Shimon Peres va annoverato come un padre dello Stato di Israele. È stato premier, ministro della Difesa, degli Esteri e infine presidente della Repubblica, oltre ad aver ricevuto il Nobel per la Pace per il Trattato di Oslo del 1993. Ma è limitativo definirlo uomo delle istituzioni. Lui è stato di più: ha accompagnato la crescita dello Stato nei primi settant’anni, ha lasciato un vero testamento politico sul ruolo di Israele e sul destino del popolo ebraico. Le sue osservazioni lucide lo hanno contraddistinto nel panorama politico israeliano attraverso l’offerta di una visione, di un progetto particolareggiato e lungimirante che ha segnato il suo percorso sin dagli anni Quaranta.

Ogni fase della sua vita ha coinciso con i cambiamenti che hanno segnato il percorso dello Stato sino ad oggi. Lasciando un’impronta personale mai fine a sé stessa, ma facente parte di un disegno razionale per edificare uno Stato che avesse un grande impatto umanitario sulla scena internazionale. Riassumendo, si possono definire tre fasi che caratterizzeranno la sua azione per il processo di crescita nazionale: la sicurezza e il consolidamento internazionale; la ricerca di un processo di pace con i vicini; l’affermazione e la condivisione della sua visione dello stato di Israele nella regione e dei successi economici e scientifici conseguiti.

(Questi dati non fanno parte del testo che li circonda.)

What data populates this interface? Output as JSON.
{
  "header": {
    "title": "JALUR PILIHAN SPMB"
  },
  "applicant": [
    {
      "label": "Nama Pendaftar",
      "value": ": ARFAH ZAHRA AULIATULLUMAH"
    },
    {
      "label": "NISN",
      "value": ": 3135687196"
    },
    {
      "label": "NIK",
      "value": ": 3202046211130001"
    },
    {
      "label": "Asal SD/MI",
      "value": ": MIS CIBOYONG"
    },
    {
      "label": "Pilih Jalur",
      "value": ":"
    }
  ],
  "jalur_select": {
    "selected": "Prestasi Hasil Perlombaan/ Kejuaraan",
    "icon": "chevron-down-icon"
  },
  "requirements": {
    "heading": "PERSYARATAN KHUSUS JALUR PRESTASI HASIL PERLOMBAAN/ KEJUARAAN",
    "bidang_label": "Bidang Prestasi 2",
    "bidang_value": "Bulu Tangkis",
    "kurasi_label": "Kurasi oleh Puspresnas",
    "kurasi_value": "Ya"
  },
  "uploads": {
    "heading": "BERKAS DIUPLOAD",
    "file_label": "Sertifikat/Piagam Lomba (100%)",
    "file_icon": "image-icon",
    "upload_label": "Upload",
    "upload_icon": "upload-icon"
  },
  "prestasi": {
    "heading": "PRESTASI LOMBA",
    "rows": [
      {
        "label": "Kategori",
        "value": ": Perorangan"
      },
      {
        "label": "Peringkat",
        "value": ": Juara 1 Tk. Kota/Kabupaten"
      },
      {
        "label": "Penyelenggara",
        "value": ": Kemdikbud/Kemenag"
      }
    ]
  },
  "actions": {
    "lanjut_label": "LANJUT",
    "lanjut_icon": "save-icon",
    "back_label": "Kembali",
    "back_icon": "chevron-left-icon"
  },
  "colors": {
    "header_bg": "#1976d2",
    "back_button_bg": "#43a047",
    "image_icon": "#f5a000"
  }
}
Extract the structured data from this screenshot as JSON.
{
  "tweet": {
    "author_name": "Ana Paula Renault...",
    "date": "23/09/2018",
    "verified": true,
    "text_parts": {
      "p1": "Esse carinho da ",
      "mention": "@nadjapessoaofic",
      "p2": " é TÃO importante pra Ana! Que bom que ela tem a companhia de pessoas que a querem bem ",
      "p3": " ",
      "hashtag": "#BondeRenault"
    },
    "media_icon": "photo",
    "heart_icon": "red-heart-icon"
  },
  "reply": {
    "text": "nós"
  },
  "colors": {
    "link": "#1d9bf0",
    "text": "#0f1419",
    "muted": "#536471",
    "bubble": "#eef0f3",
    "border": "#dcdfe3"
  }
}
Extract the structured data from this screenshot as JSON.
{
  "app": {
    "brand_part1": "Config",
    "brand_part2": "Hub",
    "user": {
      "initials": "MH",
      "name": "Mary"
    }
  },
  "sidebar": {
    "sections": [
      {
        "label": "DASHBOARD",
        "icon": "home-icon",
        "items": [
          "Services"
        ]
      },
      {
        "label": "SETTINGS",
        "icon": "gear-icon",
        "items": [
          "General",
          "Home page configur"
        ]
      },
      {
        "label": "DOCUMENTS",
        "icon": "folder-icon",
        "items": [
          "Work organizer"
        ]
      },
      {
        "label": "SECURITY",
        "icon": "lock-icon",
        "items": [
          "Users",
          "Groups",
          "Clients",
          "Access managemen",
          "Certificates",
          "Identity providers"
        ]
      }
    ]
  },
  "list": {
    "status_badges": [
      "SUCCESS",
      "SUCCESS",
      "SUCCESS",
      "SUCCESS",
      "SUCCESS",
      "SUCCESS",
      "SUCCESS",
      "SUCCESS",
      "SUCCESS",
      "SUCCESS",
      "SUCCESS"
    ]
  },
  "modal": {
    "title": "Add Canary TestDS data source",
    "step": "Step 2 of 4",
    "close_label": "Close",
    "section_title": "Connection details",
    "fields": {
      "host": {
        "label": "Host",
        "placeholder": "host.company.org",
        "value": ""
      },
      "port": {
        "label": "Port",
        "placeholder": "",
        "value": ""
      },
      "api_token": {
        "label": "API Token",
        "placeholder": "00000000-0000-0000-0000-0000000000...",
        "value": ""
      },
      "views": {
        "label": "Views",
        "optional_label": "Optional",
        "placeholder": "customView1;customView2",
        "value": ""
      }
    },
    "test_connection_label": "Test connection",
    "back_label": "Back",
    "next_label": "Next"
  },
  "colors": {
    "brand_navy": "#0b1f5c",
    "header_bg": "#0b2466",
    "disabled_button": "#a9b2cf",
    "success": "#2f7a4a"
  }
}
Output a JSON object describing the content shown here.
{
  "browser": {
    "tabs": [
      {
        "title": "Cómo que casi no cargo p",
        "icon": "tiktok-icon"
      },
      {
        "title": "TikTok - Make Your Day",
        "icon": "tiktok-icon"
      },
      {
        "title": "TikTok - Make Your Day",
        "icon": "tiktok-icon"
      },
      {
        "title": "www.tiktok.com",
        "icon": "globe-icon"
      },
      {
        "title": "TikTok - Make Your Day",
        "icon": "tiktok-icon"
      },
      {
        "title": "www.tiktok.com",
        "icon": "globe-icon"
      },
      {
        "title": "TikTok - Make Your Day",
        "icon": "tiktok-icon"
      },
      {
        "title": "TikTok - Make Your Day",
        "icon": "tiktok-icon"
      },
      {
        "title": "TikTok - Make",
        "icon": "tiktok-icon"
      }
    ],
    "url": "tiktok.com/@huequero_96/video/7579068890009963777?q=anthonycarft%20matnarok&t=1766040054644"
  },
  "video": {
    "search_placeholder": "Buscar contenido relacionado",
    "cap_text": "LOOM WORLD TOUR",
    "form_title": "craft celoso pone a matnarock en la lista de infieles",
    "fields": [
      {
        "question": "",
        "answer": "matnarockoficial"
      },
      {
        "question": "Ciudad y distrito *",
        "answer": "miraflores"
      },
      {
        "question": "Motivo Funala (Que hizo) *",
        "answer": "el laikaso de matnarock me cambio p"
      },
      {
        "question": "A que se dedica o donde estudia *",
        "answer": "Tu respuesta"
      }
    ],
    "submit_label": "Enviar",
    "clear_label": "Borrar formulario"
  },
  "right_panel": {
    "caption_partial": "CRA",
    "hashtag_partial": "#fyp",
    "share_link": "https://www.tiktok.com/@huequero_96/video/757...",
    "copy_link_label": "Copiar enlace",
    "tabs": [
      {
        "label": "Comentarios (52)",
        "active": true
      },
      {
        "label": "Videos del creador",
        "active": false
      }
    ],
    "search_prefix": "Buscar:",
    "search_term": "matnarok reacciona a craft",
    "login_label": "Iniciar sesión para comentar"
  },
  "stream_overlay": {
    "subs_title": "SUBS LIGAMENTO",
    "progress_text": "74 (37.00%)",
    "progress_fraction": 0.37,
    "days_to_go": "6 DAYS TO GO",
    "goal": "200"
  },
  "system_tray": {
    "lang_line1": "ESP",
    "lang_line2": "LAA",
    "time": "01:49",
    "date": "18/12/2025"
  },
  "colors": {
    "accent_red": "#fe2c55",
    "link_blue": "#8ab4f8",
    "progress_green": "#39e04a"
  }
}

Peres sin dalla sua ascesa politica si contraddistinse per la capacità di svolgere con successo diverse attività, dimostrando da subito una versatilità nelle pubbliche relazioni che lo portarono ben presto a divenire il pupillo del fondatore dello Stato, David Ben Gurion, che lo incaricava per le più disparate missioni. D’altronde, era tutto nuovo e improvvisato allora, e chi aveva capacità e voglia di agire si doveva rimboccare le maniche e mettersi all’opera: i nemici non mancavano e il lavoro da fare era tanto. Così Peres lo troviamo protagonista negli anni della creazione (mai confermata dallo Stato) dell’industria bellica nucleare di Dimona, grazie alle sue abilità comunicative che lo portavano a instaurare amicizie politiche influenti in Europa e negli Usa. Non disdegnava in queste trasferte anche di implementare pubbliche relazioni con opinion maker, industriali e gotha internazionali: era tra l’altro cugino di primo grado di Lauren Bacall, attrice e stella di Hollywood, con la quale mantenne sempre rapporti stretti.

Dopo aver contribuito in modo rilevante alla sicurezza nazionale, ottenendo che lo Stato d’Israele detenesse un monopolio nucleare in Medio Oriente, e dopo essersi affermato all’interno del partito laburista, Shimon s’impegnò per la soluzione del processo di pace con il mondo arabo, tentandole tutte, anche con il travestimento per incontrare segretamente negli anni Settanta Re Hussein di Giordania. Fino ad arrivare a suggerire una visione di un Medio Oriente pacificato, che – grazie alle sinergie di tutti i Paesi della regione – possa competere con successo per il progresso mondiale nei settori economico e scientifico.

Forte di uno spessore intellettuale rilevante, aveva con l’Europa occidentale un rapporto privilegiato: appena poteva ci metteva piede. Vuoi che fosse per le riunioni dell’Internazionale socialista, stringendo amicizie strette (rivelatesi importanti nel tempo, come con Mitterrand e Napolitano), vuoi per partecipare ai Forum di Cernobbio dello studio Ambrosetti o di Davos, deliziando la platea con le sue brillanti analisi socioeconomiche. E anche Roma era sempre una location presente nella sua agenda: quasi sempre due, tre volte l’anno veniva nella Capitale. Non mancando mai l’occasione di essere ricevuto in udienza privata dai diversi Pontefici che si sono succeduti nel tempo, o per farsi una chiacchierata con diverse personalità dell’ebraismo italiano con cui amava confrontarsi (come con Tullia Zevi, Rita Levi-Montalcini e il rabbino Elio Toaff). Erano appuntamenti piacevoli di un lungo rapporto avuto nei decenni con gli ebrei italiani, di cui amava l’intellighenzia e le buone forme.